My cold is now the flu. I've long thought that the national papers, in particular The New York Times and The Washington Post, would survive the Great Disruption, albeit battered and much changed, in part because they have such huge Web traffic. Michael Hirschorn, writing for The Atlantic, suggests this might not be the case. He wonders if The Times can survive as a print product, or as a product at all, past May. This May.
The paper's credit crisis comes against a backdrop of ongoing and accelerating drops in circulation, massive cutbacks in advertising revenue, and the worst economic climate in almost 80 years. As of December, its stock had fallen so far that the entire company could theoretically be had for about $1 billion. The former Times executive editor Abe Rosenthal often said he couldn't imagine a world without The Times. Perhaps we should start.
Here in Seattle, people inside The Seattle Times have told me they wonder if the local Blethen family can hold on past February.

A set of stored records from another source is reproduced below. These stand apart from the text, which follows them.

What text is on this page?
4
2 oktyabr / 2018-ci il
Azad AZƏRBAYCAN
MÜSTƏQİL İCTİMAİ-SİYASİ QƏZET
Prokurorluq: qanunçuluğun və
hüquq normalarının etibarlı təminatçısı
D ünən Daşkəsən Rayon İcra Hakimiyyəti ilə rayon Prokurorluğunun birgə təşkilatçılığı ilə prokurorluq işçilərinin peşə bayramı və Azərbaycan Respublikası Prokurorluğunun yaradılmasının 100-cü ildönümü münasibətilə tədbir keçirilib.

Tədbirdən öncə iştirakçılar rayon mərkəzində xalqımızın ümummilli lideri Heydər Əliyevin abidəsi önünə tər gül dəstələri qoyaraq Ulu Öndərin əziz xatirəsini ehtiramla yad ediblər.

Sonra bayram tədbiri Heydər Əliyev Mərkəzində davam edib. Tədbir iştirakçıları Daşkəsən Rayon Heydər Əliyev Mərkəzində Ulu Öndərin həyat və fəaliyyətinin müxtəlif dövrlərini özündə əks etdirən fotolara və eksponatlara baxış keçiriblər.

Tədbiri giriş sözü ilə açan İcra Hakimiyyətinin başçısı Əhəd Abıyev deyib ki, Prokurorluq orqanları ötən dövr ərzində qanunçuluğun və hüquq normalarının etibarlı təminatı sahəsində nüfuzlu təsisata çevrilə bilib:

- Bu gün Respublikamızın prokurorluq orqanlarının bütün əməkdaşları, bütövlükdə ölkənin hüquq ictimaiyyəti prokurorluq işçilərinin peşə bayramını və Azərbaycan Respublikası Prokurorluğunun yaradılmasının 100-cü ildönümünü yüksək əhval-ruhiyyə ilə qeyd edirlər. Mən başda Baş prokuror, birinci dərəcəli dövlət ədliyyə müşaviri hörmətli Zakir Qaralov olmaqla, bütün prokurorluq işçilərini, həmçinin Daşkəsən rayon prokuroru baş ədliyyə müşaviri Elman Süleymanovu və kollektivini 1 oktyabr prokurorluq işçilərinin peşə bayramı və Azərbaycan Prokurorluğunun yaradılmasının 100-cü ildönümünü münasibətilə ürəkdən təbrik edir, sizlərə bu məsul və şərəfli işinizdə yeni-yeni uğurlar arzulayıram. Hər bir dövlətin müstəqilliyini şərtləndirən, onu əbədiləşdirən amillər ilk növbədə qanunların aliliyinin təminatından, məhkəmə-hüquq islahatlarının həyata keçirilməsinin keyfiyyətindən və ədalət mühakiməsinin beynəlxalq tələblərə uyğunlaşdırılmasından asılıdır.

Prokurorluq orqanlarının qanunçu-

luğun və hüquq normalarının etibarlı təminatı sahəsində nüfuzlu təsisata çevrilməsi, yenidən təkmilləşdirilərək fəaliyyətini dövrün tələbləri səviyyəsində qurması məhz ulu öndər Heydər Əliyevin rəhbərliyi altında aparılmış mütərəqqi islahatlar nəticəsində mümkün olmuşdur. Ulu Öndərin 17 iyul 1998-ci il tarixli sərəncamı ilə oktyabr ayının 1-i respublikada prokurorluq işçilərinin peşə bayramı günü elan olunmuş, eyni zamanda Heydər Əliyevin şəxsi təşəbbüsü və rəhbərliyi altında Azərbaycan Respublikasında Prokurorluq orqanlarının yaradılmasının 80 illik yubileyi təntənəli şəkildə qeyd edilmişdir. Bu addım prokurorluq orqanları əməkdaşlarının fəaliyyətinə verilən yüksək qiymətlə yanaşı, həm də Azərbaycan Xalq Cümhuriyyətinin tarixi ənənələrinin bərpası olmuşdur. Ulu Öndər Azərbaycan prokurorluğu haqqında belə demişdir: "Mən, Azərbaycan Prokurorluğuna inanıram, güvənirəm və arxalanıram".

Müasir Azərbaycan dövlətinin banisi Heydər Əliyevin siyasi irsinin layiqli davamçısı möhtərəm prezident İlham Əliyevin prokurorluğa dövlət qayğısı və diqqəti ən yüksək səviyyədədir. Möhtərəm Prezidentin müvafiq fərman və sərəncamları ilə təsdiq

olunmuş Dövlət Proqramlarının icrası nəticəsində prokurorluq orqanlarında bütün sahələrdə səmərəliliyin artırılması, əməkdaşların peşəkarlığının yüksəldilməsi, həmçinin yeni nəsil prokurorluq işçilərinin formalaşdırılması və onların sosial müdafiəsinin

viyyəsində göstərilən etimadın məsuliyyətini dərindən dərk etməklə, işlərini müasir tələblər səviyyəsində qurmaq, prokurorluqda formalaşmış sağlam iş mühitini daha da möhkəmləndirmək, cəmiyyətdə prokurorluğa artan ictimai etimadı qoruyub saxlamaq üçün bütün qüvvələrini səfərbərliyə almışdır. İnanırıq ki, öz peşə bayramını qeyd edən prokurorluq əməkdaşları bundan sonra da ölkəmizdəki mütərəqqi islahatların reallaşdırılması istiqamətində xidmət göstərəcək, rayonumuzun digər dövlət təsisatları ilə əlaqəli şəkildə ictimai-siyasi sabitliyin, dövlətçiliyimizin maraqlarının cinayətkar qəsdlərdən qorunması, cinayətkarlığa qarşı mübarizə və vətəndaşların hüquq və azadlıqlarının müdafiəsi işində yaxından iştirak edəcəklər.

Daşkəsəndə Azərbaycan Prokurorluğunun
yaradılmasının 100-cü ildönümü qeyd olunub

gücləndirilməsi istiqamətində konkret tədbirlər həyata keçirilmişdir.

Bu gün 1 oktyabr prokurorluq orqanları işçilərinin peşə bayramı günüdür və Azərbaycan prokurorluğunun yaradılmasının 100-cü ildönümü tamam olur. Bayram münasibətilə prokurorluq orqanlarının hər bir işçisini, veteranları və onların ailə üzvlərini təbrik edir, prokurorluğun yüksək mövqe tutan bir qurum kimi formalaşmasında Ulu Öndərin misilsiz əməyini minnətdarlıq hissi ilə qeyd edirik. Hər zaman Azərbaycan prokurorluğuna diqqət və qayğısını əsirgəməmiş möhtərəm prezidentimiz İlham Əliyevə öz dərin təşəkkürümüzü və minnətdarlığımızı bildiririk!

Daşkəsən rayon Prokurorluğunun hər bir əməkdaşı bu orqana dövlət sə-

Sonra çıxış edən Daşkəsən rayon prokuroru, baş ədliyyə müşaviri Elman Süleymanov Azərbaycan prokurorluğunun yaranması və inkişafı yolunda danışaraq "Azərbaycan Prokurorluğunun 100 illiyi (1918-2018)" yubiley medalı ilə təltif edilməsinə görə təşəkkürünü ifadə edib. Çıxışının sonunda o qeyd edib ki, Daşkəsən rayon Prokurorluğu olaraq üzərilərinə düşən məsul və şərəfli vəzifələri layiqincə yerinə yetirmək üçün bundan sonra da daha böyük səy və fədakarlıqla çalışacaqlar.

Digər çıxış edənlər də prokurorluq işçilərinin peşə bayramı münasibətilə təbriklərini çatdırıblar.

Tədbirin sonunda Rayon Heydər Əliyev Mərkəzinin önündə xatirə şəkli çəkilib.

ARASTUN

Foreseeing what the end game would look like here is a complicated exercise, what with a joint operating agreement and with monolithic Hearst owning the JOA partner, the Seattle Post-Intelligencer. In any event, it might be very soon we see a collapse here and elsewhere of a crucial institution the public is barely aware of. Writes Hirschorn:
If you're hearing few howls and seeing little rending of garments over the impending death of institutional, high-quality journalism, it's because the public at large has been trained to undervalue journalists and journalism. The Internet has done much to encourage lazy news consumption, while virtually eradicating the meaningful distinctions among newspaper brands.